Longfellow utilizes carefully chosen words which all convey images of death, of the passing of life. While we consider "aftermath" immediately as a word associated with calamity or death, it was also understood in Longfellow's day as the second cutting after the initial harvest. The image of cut wheat is a powerful one, of new life cut down before it has time to fully grow, a potential metaphor for youths sent to the fields of battle. Students will often cite McCrae's poem to explain why they see the poppy dropping its seeds as an image of death, not recognizing that Longfellow wrote his poem in the nineteenth century, years before In Flanders' Fields. But one has to wonder if McCrae wasn't pondering Longfellow's words, which are simultaneously about a field of harvest, and a field of death.

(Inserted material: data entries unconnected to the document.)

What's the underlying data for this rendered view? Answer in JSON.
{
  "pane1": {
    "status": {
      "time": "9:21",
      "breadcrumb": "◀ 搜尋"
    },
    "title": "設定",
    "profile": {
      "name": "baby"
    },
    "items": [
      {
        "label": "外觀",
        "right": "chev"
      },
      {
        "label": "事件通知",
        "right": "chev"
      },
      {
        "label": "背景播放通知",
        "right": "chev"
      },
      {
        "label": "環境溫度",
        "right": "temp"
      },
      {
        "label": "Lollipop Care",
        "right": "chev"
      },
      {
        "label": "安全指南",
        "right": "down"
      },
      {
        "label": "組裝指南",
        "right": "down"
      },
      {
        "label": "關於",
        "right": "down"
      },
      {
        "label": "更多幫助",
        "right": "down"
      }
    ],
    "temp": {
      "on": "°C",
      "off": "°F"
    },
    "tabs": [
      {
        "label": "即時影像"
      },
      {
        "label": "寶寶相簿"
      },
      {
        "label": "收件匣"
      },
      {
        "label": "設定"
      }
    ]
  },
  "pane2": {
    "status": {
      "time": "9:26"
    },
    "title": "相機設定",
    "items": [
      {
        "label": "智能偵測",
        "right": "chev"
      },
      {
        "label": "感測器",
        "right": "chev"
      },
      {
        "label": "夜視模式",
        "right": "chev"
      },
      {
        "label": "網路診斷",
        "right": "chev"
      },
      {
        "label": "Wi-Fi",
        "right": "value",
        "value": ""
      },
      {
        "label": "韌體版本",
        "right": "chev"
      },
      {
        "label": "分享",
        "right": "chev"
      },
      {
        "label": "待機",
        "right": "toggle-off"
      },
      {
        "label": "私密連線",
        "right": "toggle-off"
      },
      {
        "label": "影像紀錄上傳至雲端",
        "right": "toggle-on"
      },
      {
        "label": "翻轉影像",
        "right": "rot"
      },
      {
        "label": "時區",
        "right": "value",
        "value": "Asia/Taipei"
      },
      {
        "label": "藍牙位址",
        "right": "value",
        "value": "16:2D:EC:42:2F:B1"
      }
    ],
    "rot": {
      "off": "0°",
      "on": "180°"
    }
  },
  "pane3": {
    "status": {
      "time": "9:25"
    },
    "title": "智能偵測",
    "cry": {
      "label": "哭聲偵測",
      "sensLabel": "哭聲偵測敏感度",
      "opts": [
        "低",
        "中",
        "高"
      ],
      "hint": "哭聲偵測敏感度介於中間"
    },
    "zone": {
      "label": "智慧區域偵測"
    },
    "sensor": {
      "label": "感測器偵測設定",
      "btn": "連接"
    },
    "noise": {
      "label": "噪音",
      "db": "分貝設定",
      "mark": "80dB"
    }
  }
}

What is certain, is that McCrae was not picturing a verdant landscape filled with red flowers, but a once-pastoral scene now turned to horror, the image of the Canadian soldiers standing in Flander's Fields. The poppies McCrae suggests are likely the ones which drop their seeds "in the silence and the gloom." We need the poetry of all these writers to properly reflect upon the nature of war. One perspective will not do, or we fail in our remembrance. If we remember only the glory of war, we fail the memory of Wilfred Owen. If we are dismissive of those who fought for the freedom to "wage peace," then we fail the memory of John McCrae, who asked us to "take up our quarrel with the foe." I suppose so long as we see the foe as another human being, we are doomed to honor this day with front pages devoted to the immediate conflict. My hope is that we might some day only have the past to reflect upon, to remember.